Note: This bug is displayed in read-only format because the product is no longer active in Red Hat Bugzilla.

Bug 1357078

Summary:

Nodes briefly enter and then leave NotReady state

Product:

OpenShift Container Platform

Reporter:

Sten Turpin <sten>

Component:

Node

Assignee:

Avesh Agarwal <avagarwa>

Status:

CLOSED WORKSFORME

QA Contact:

DeShuai Ma <dma>

Severity:

medium

Docs Contact:

Priority:

unspecified

Version:

3.2.1

CC:

agoldste, aos-bugs, jokerman, mmccomas, sten

Target Milestone:

---

Target Release:

---

Hardware:

x86_64

OS:

Linux

Whiteboard:

Fixed In Version:

Doc Type:

If docs needed, set a value

Doc Text:

Story Points:

---

Clone Of:

Environment:

Last Closed:

2016-08-08 13:43:59 UTC

Type:

Bug

Regression:

---

Mount Type:

---

Documentation:

---

CRM:

Verified Versions:

Category:

---

oVirt Team:

---

RHEL 7.3 requirements from Atomic Host:

Cloudforms Team:

---

Target Upstream Version:

Embargoed:

Bug Depends On:

Bug Blocks:

1303130

Attachments:

Description	Flags
atomic-openshift-node log taken during the node entering notready state	none

Description Sten Turpin 2016-07-15 16:10:53 UTC

Created attachment 1180204 [details]
atomic-openshift-node log taken during the node entering notready state

Description of problem: We have several clusters where one node is reported as being NotReady for a few seconds before going back to Ready


Version-Release number of selected component (if applicable): atomic-openshift-node-3.2.1.7-1.git.0.2702170.el7.x86_64

Some older versions are also affected


How reproducible: a few times /day


Steps to Reproduce:
1. oc get nodes --watch


Actual results:
On some clusters, one node will briefly report NotReady, then go back to Ready

Expected results:
Nodes should be stable


Additional info:
In the attached log, we're doing automated tests where one script creates its own namespace and deploys openshift/hello-openshift, while another also creates its own namespace, and does an STI build into the namespace. Seems interesting that the NotReady issue occurred during those deploys.

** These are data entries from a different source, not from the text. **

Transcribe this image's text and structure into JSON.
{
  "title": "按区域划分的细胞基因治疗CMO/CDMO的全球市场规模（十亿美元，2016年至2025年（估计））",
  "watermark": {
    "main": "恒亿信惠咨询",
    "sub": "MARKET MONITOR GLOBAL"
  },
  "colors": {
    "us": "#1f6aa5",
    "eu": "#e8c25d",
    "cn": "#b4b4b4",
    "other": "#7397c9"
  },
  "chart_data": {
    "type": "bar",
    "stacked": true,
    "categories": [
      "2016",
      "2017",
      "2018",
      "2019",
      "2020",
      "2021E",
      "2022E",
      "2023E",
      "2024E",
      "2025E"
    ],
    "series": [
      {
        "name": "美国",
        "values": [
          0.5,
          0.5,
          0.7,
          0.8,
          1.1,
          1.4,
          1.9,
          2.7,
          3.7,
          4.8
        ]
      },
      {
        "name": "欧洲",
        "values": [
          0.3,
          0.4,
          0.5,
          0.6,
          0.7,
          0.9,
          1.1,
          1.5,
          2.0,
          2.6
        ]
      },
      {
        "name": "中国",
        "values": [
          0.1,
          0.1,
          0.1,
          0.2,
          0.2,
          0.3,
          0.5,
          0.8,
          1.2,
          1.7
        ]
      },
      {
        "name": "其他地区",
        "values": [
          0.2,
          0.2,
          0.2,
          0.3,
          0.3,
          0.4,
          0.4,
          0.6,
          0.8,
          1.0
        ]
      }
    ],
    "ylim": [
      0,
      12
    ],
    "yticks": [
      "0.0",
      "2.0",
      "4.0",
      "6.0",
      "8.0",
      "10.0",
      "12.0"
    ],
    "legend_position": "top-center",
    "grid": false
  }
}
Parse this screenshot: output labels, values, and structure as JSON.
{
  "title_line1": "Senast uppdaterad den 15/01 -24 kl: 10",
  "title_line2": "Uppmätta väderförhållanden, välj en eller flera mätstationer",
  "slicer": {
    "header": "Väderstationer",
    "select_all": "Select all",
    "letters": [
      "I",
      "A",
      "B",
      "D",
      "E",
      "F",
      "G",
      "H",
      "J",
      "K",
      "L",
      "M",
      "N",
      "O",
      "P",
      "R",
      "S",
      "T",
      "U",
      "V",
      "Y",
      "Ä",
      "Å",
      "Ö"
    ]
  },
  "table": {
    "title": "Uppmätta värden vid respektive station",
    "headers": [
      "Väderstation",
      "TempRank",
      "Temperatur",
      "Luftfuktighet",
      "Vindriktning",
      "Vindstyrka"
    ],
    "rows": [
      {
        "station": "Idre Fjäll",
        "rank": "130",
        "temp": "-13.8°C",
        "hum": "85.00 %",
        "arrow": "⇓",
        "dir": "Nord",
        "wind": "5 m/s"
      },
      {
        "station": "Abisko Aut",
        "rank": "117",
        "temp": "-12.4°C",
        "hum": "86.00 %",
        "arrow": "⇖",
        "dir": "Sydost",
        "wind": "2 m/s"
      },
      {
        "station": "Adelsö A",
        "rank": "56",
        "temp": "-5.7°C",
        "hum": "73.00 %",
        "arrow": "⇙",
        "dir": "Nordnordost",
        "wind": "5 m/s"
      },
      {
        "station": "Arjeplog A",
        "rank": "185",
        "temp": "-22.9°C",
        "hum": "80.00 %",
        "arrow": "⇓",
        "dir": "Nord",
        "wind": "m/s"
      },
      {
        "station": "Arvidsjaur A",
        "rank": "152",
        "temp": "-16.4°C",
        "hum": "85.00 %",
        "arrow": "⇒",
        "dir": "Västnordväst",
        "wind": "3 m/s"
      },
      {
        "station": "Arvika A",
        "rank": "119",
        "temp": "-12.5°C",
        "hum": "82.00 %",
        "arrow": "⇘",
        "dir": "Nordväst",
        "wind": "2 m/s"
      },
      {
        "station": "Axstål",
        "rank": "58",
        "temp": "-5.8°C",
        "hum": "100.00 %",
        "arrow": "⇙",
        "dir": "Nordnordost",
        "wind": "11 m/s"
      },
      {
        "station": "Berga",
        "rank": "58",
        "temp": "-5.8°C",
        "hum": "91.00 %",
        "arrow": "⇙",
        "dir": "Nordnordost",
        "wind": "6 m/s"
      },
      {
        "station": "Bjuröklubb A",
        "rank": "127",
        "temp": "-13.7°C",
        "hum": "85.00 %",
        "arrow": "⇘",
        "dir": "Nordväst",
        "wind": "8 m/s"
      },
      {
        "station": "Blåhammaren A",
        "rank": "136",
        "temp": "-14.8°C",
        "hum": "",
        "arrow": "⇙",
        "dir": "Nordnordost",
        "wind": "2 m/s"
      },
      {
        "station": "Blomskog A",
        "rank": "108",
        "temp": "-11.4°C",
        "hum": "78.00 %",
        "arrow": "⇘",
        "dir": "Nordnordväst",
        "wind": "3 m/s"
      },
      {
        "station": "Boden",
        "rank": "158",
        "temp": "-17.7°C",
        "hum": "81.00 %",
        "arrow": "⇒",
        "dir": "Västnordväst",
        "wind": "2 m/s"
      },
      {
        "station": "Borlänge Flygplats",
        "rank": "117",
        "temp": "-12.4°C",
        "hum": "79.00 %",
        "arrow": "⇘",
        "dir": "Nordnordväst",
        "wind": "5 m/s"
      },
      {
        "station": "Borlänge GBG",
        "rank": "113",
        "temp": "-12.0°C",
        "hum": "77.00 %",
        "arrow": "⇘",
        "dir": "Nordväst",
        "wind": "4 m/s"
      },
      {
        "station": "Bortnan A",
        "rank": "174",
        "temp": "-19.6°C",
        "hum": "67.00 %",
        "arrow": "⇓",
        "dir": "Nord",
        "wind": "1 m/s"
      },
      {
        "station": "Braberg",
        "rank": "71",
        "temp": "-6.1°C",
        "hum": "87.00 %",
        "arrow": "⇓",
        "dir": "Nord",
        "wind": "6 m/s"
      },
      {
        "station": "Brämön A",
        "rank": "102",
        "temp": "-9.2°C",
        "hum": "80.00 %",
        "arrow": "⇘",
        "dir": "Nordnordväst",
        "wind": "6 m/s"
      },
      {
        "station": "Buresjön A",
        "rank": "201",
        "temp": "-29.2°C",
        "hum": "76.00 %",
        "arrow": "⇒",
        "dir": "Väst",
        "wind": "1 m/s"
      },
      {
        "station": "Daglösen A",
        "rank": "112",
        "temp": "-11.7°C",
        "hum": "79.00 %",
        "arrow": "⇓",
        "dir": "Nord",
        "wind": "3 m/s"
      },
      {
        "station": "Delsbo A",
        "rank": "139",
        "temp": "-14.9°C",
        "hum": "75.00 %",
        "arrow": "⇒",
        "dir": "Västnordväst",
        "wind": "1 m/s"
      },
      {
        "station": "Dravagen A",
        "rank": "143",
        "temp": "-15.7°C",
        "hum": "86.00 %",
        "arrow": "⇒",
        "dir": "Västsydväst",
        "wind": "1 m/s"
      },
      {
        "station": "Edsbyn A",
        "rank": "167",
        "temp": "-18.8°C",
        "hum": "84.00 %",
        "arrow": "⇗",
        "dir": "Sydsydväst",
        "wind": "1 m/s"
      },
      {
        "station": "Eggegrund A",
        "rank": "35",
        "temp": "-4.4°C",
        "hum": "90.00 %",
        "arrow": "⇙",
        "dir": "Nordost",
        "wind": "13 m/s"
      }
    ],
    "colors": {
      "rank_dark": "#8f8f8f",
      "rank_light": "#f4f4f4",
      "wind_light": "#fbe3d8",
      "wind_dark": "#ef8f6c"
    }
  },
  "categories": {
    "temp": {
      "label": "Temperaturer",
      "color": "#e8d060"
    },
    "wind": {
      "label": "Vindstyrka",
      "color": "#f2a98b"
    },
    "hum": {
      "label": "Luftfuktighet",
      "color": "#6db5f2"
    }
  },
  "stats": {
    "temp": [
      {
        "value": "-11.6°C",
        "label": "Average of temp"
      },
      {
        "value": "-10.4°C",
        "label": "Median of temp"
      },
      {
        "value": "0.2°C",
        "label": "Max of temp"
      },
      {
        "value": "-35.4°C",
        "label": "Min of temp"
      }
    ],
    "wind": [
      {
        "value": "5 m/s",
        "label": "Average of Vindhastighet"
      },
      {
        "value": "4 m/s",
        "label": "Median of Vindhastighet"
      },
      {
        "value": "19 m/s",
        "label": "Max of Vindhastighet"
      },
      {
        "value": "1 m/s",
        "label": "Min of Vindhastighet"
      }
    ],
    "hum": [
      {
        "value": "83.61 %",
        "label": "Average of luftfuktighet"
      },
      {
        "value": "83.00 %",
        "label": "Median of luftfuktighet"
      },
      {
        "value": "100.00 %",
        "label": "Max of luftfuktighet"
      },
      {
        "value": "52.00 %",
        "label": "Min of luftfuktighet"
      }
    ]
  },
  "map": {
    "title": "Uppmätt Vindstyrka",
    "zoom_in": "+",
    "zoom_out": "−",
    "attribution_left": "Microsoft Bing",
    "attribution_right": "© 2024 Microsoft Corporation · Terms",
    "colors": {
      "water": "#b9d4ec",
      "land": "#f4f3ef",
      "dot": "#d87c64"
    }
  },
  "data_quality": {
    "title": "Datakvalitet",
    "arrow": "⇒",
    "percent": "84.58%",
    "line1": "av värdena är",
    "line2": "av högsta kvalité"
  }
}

Comment 1 Avesh Agarwal 2016-07-15 17:33:45 UTC

sten, does it happen with the same node or with different nodes at different times in the same cluster?

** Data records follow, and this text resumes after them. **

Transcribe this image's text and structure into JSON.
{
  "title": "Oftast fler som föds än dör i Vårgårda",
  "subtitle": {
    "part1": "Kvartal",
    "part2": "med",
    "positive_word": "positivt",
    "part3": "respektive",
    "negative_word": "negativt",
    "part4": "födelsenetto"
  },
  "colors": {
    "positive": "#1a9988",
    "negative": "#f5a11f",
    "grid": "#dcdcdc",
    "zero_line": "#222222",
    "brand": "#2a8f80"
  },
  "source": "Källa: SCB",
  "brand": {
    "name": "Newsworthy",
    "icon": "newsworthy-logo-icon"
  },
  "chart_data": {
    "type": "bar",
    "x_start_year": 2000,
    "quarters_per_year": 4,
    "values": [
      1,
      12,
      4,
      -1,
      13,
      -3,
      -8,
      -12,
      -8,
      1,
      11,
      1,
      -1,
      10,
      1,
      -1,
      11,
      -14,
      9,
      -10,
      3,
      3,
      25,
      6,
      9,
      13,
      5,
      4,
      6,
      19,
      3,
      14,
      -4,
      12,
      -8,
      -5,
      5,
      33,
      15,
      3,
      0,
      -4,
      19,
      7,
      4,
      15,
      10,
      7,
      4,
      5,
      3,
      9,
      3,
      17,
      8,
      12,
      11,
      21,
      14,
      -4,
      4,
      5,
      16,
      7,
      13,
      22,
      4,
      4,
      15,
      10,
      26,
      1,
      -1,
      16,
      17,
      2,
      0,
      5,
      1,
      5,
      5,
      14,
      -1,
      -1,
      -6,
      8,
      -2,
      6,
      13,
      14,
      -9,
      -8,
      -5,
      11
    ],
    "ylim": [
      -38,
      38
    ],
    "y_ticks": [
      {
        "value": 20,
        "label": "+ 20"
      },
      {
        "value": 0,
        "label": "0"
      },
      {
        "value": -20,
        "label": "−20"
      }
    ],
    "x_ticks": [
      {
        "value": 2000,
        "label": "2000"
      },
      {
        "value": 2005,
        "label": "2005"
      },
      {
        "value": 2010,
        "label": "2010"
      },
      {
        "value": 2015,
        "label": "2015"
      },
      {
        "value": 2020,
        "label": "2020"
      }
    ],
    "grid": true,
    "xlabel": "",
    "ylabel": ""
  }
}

Comment 2 Avesh Agarwal 2016-07-15 19:12:15 UTC

Sten, could you share more details about your setup like nodes in your cluster, and scripts (although I can try to something similar with them too, but just curious if the script are doing something else too)?

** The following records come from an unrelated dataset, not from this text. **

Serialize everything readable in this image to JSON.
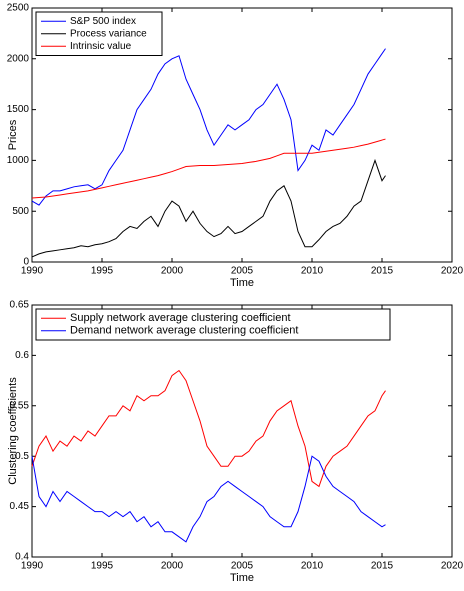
{
  "chart_data": [
    {
      "type": "line",
      "xlabel": "Time",
      "ylabel": "Prices",
      "x": [
        1990,
        1990.5,
        1991,
        1991.5,
        1992,
        1992.5,
        1993,
        1993.5,
        1994,
        1994.5,
        1995,
        1995.5,
        1996,
        1996.5,
        1997,
        1997.5,
        1998,
        1998.5,
        1999,
        1999.5,
        2000,
        2000.5,
        2001,
        2001.5,
        2002,
        2002.5,
        2003,
        2003.5,
        2004,
        2004.5,
        2005,
        2005.5,
        2006,
        2006.5,
        2007,
        2007.5,
        2008,
        2008.5,
        2009,
        2009.5,
        2010,
        2010.5,
        2011,
        2011.5,
        2012,
        2012.5,
        2013,
        2013.5,
        2014,
        2014.5,
        2015,
        2015.25
      ],
      "series": [
        {
          "name": "S&P 500 index",
          "color": "#0000ff",
          "values": [
            600,
            560,
            650,
            700,
            700,
            720,
            740,
            750,
            760,
            720,
            760,
            900,
            1000,
            1100,
            1300,
            1500,
            1600,
            1700,
            1850,
            1950,
            2000,
            2030,
            1800,
            1650,
            1500,
            1300,
            1150,
            1250,
            1350,
            1300,
            1350,
            1400,
            1500,
            1550,
            1650,
            1750,
            1600,
            1400,
            900,
            1000,
            1150,
            1100,
            1300,
            1250,
            1350,
            1450,
            1550,
            1700,
            1850,
            1950,
            2050,
            2100
          ]
        },
        {
          "name": "Process variance",
          "color": "#000000",
          "values": [
            50,
            80,
            100,
            110,
            120,
            130,
            140,
            160,
            150,
            170,
            180,
            200,
            230,
            300,
            350,
            330,
            400,
            450,
            350,
            500,
            600,
            550,
            400,
            500,
            380,
            300,
            250,
            280,
            350,
            280,
            300,
            350,
            400,
            450,
            600,
            700,
            750,
            600,
            300,
            150,
            150,
            220,
            300,
            350,
            380,
            450,
            550,
            600,
            800,
            1000,
            800,
            850
          ]
        },
        {
          "name": "Intrinsic value",
          "color": "#ff0000",
          "values": [
            630,
            635,
            640,
            650,
            660,
            670,
            680,
            690,
            700,
            715,
            730,
            745,
            760,
            775,
            790,
            805,
            820,
            835,
            850,
            870,
            890,
            915,
            940,
            945,
            950,
            950,
            950,
            955,
            960,
            965,
            970,
            980,
            990,
            1005,
            1020,
            1045,
            1070,
            1070,
            1070,
            1070,
            1070,
            1080,
            1090,
            1100,
            1110,
            1120,
            1130,
            1145,
            1160,
            1180,
            1200,
            1210
          ]
        }
      ],
      "xlim": [
        1990,
        2020
      ],
      "xticks": [
        1990,
        1995,
        2000,
        2005,
        2010,
        2015,
        2020
      ],
      "ylim": [
        0,
        2500
      ],
      "yticks": [
        0,
        500,
        1000,
        1500,
        2000,
        2500
      ],
      "legend": "upper left"
    },
    {
      "type": "line",
      "xlabel": "Time",
      "ylabel": "Clustering coefficients",
      "x": [
        1990,
        1990.5,
        1991,
        1991.5,
        1992,
        1992.5,
        1993,
        1993.5,
        1994,
        1994.5,
        1995,
        1995.5,
        1996,
        1996.5,
        1997,
        1997.5,
        1998,
        1998.5,
        1999,
        1999.5,
        2000,
        2000.5,
        2001,
        2001.5,
        2002,
        2002.5,
        2003,
        2003.5,
        2004,
        2004.5,
        2005,
        2005.5,
        2006,
        2006.5,
        2007,
        2007.5,
        2008,
        2008.5,
        2009,
        2009.5,
        2010,
        2010.5,
        2011,
        2011.5,
        2012,
        2012.5,
        2013,
        2013.5,
        2014,
        2014.5,
        2015,
        2015.25
      ],
      "series": [
        {
          "name": "Supply network average clustering coefficient",
          "color": "#ff0000",
          "values": [
            0.49,
            0.51,
            0.52,
            0.505,
            0.515,
            0.51,
            0.52,
            0.515,
            0.525,
            0.52,
            0.53,
            0.54,
            0.54,
            0.55,
            0.545,
            0.56,
            0.555,
            0.56,
            0.56,
            0.565,
            0.58,
            0.585,
            0.575,
            0.555,
            0.535,
            0.51,
            0.5,
            0.49,
            0.49,
            0.5,
            0.5,
            0.505,
            0.515,
            0.52,
            0.535,
            0.545,
            0.55,
            0.555,
            0.53,
            0.51,
            0.475,
            0.47,
            0.49,
            0.5,
            0.505,
            0.51,
            0.52,
            0.53,
            0.54,
            0.545,
            0.56,
            0.565
          ]
        },
        {
          "name": "Demand network average clustering coefficient",
          "color": "#0000ff",
          "values": [
            0.5,
            0.46,
            0.45,
            0.465,
            0.455,
            0.465,
            0.46,
            0.455,
            0.45,
            0.445,
            0.445,
            0.44,
            0.445,
            0.44,
            0.445,
            0.435,
            0.44,
            0.43,
            0.435,
            0.425,
            0.425,
            0.42,
            0.415,
            0.43,
            0.44,
            0.455,
            0.46,
            0.47,
            0.475,
            0.47,
            0.465,
            0.46,
            0.455,
            0.45,
            0.44,
            0.435,
            0.43,
            0.43,
            0.445,
            0.47,
            0.5,
            0.495,
            0.48,
            0.47,
            0.465,
            0.46,
            0.455,
            0.445,
            0.44,
            0.435,
            0.43,
            0.432
          ]
        }
      ],
      "xlim": [
        1990,
        2020
      ],
      "xticks": [
        1990,
        1995,
        2000,
        2005,
        2010,
        2015,
        2020
      ],
      "ylim": [
        0.4,
        0.65
      ],
      "yticks": [
        0.4,
        0.45,
        0.5,
        0.55,
        0.6,
        0.65
      ],
      "legend": "upper left"
    }
  ]
}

Comment 3 Andy Goldstein 2016-07-22 18:20:01 UTC

Sten, the next time this happens, could you please attach both the master (api + controller) & node logs?

Comment 4 Andy Goldstein 2016-08-04 10:52:58 UTC

Sten, has this happened any more?

Comment 5 Sten Turpin 2016-08-04 16:58:45 UTC

I've been watching on 3.2.1.7, 3.2.1.9 and 3.2.1.10 clusters, haven't seen it resurface.

Comment 6 Andy Goldstein 2016-08-08 13:43:59 UTC

Sten, please reopen if needed. Thanks.